With the chills now, I head back to bed, but have to change clothes because my PJs were literally wet with sweat. Gross. Woke up that morning in the 200s again. Sigh. I freaking knew it!!

Dawn Phenomenon, Site Change, and Breakfast Spike, Oh My ???

Wow, talking about a trifecta of ugliness that causes a bad blood sugar day…..this particular morning, it was a combination of:

  1. Dawn Phenomenon – no matter what the linked Wikipedia article says, I *do* have to change my insulin intake to manage the spike in sugars that happens in early morning. Over the years, my endo and I have tweaked my morning basal rates to account for it in some part.  And I *do* eat a small snack before bed that has about 10g-15g of carbs and some protein and fiber in it so that my stomach isn’t so absolutely empty by the morning that the dawn phenomenon cranks up my sugar to exponential heights. For me, if I don’t eat breakfast by around 8am, my sugar just starts climbing and climbing no matter what I’m doing or how much insulin I take. Thank you, Mr. Liver for that input of yours. Sigh. This particular morning, I was so busy doing other things, it was close to 9am before I could eat.

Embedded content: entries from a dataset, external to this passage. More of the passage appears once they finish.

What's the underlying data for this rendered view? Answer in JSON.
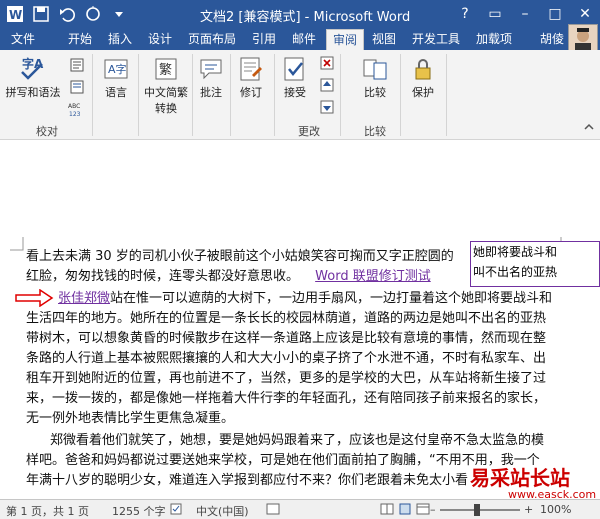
{
  "window": {
    "title": "文档2 [兼容模式] - Microsoft Word",
    "controls": [
      "?",
      "▭",
      "–",
      "□",
      "✕"
    ]
  },
  "tabs": [
    {
      "label": "文件"
    },
    {
      "label": "开始"
    },
    {
      "label": "插入"
    },
    {
      "label": "设计"
    },
    {
      "label": "页面布局"
    },
    {
      "label": "引用"
    },
    {
      "label": "邮件"
    },
    {
      "label": "审阅"
    },
    {
      "label": "视图"
    },
    {
      "label": "开发工具"
    },
    {
      "label": "加载项"
    }
  ],
  "user": {
    "name": "胡倰"
  },
  "ribbon": {
    "proofing": {
      "spelling": "拼写和语法",
      "group": "校对"
    },
    "language": {
      "label": "语言"
    },
    "chinese": {
      "label": "中文简繁",
      "label2": "转换"
    },
    "comment": {
      "label": "批注"
    },
    "track": {
      "label": "修订"
    },
    "accept": {
      "label": "接受"
    },
    "changes_group": "更改",
    "compare": {
      "label": "比较",
      "group": "比较"
    },
    "protect": {
      "label": "保护"
    }
  },
  "document": {
    "lines": [
      "看上去未满 30 岁的司机小伙子被眼前这个小姑娘笑容可掬而又字正腔圆的",
      "红脸，匆匆找钱的时候，连零头都没好意思收。",
      "站在惟一可以遮荫的大树下，一边用手扇风，一边打量着这个她即将要战斗和",
      "生活四年的地方。她所在的位置是一条长长的校园林荫道，道路的两边是她叫不出名的亚热",
      "带树木，可以想象黄昏的时候散步在这样一条道路上应该是比较有意境的事情，然而现在整",
      "条路的人行道上基本被熙熙攘攘的人和大大小小的桌子挤了个水泄不通，不时有私家车、出",
      "租车开到她附近的位置，再也前进不了，当然，更多的是学校的大巴，从车站将新生接了过",
      "来，一拨一拨的，都是像她一样拖着大件行李的年轻面孔，还有陪同孩子前来报名的家长，",
      "无一例外地表情比学生更焦急凝重。",
      "郑微看着他们就笑了，她想，要是她妈妈跟着来了，应该也是这付皇帝不急太监急的模",
      "样吧。爸爸和妈妈都说过要送她来学校，可是她在他们面前拍了胸脯，“不用不用，我一个",
      "年满十八岁的聪明少女，难道连入学报到都应付不来？你们老跟着未免太小看"
    ],
    "comment_label": "Word 联盟修订测试",
    "revised_name": "张佳郑微",
    "bubble": {
      "line1": "她即将要战斗和",
      "line2": "叫不出名的亚热"
    }
  },
  "status": {
    "page": "第 1 页，共 1 页",
    "words": "1255 个字",
    "language": "中文(中国)",
    "zoom": "100%"
  },
  "watermark": {
    "text": "易采站长站",
    "url": "www.easck.com"
  }
}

    An infusion set, showing the insertion needle.

    An infusion set, showing the insertion needle. (Photo credit: Wikipedia)

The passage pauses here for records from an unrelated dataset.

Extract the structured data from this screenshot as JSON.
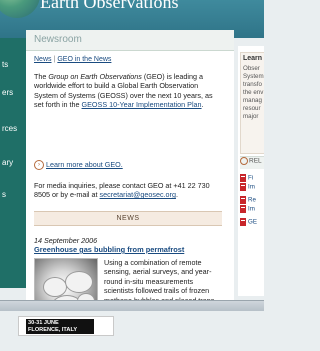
{
  "banner": {
    "title": "Earth Observations"
  },
  "leftnav": {
    "items": [
      "ts",
      "ers",
      "rces",
      "ary",
      "s"
    ]
  },
  "newsroom": {
    "title": "Newsroom",
    "tabs": [
      "News",
      "GEO in the News"
    ],
    "intro": {
      "p1": "The ",
      "em": "Group on Earth Observations",
      "p2": " (GEO) is leading a worldwide effort to build a Global Earth Observation System of Systems (GEOSS) over the next 10 years, as set forth in the ",
      "link": "GEOSS 10-Year Implementation Plan",
      "p3": "."
    },
    "learn_more": "Learn more about GEO.",
    "media": {
      "text": "For media inquiries, please contact GEO at +41 22 730 8505 or by e-mail at ",
      "email": "secretariat@geosec.org",
      "end": "."
    },
    "news_label": "NEWS",
    "article": {
      "date": "14 September 2006",
      "headline": "Greenhouse gas bubbling from permafrost",
      "body": "Using a combination of remote sensing, aerial surveys, and year-round in-situ measurements scientists followed trails of frozen methane bubbles and placed traps"
    }
  },
  "sidebar": {
    "learn_title": "Learn",
    "learn_lines": [
      "Obser",
      "System",
      "transfo",
      "the env",
      "manag",
      "resour",
      "major"
    ],
    "related_label": "REL",
    "pdf_items": [
      "Fi",
      "Im",
      "Re",
      "Im",
      "GE"
    ]
  },
  "thumbnail": {
    "line1": "30-31 JUNE",
    "line2": "FLORENCE, ITALY"
  }
}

  2. Infusion set site change – My pump ran out of insulin at 7am, so I had to put more liquid life into my pump (in the form of Novolog) and change out the infusion set. It never fails – no matter if it’s a new or old bottle of insulin,
    no matter if I’m putting the site on my stomach, my hip, etc, it seems to take a few hours for the insulin from a new site to really start absorbing and working. I sometimes supplement with shots, but that brings on it’s own level of danger since who knows when the pump insulin will start absorbing.
  3. Post-Breakfast blood sugar spike – I have fought this battle for many years, and Metformin has helped immensely with this, but with the dawn phenomenon and infusion set change already hard at work at wrecking my sugar, it was inevitable that breakfast would send me over the edge. (I took the picture of my Dexcom at 9:17am right after breakfast, and then it got all confused at the rapid rise and gave me the ???, but trust me, it stayed up in the 200s for several hours of the morning.)

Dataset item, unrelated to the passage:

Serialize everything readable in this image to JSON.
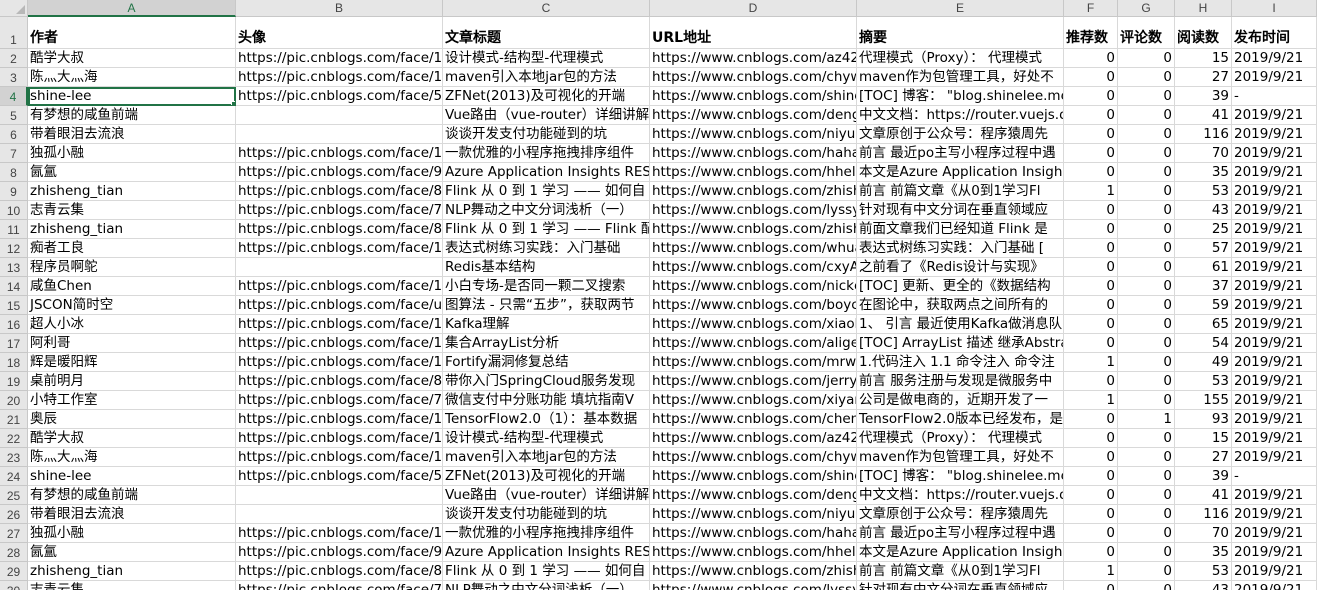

The good news? By lunch time, the new infusion site had settled in and started working, and my sugars only mildly tanked because I had so much insulin on board from taking a couple of shots in an attempt to avoid the 300s. The rest of the day was thankfully uneventful, sugar-wise. Note to self: in the future, try to think ahead and change out the infusion set at ANY other time than the morning. Of course, we always have the best intentions that don’t always pan out…thinking of and remembering to do every-single-thing-every-day-to-counter-bad-blood-sugars? Good luck!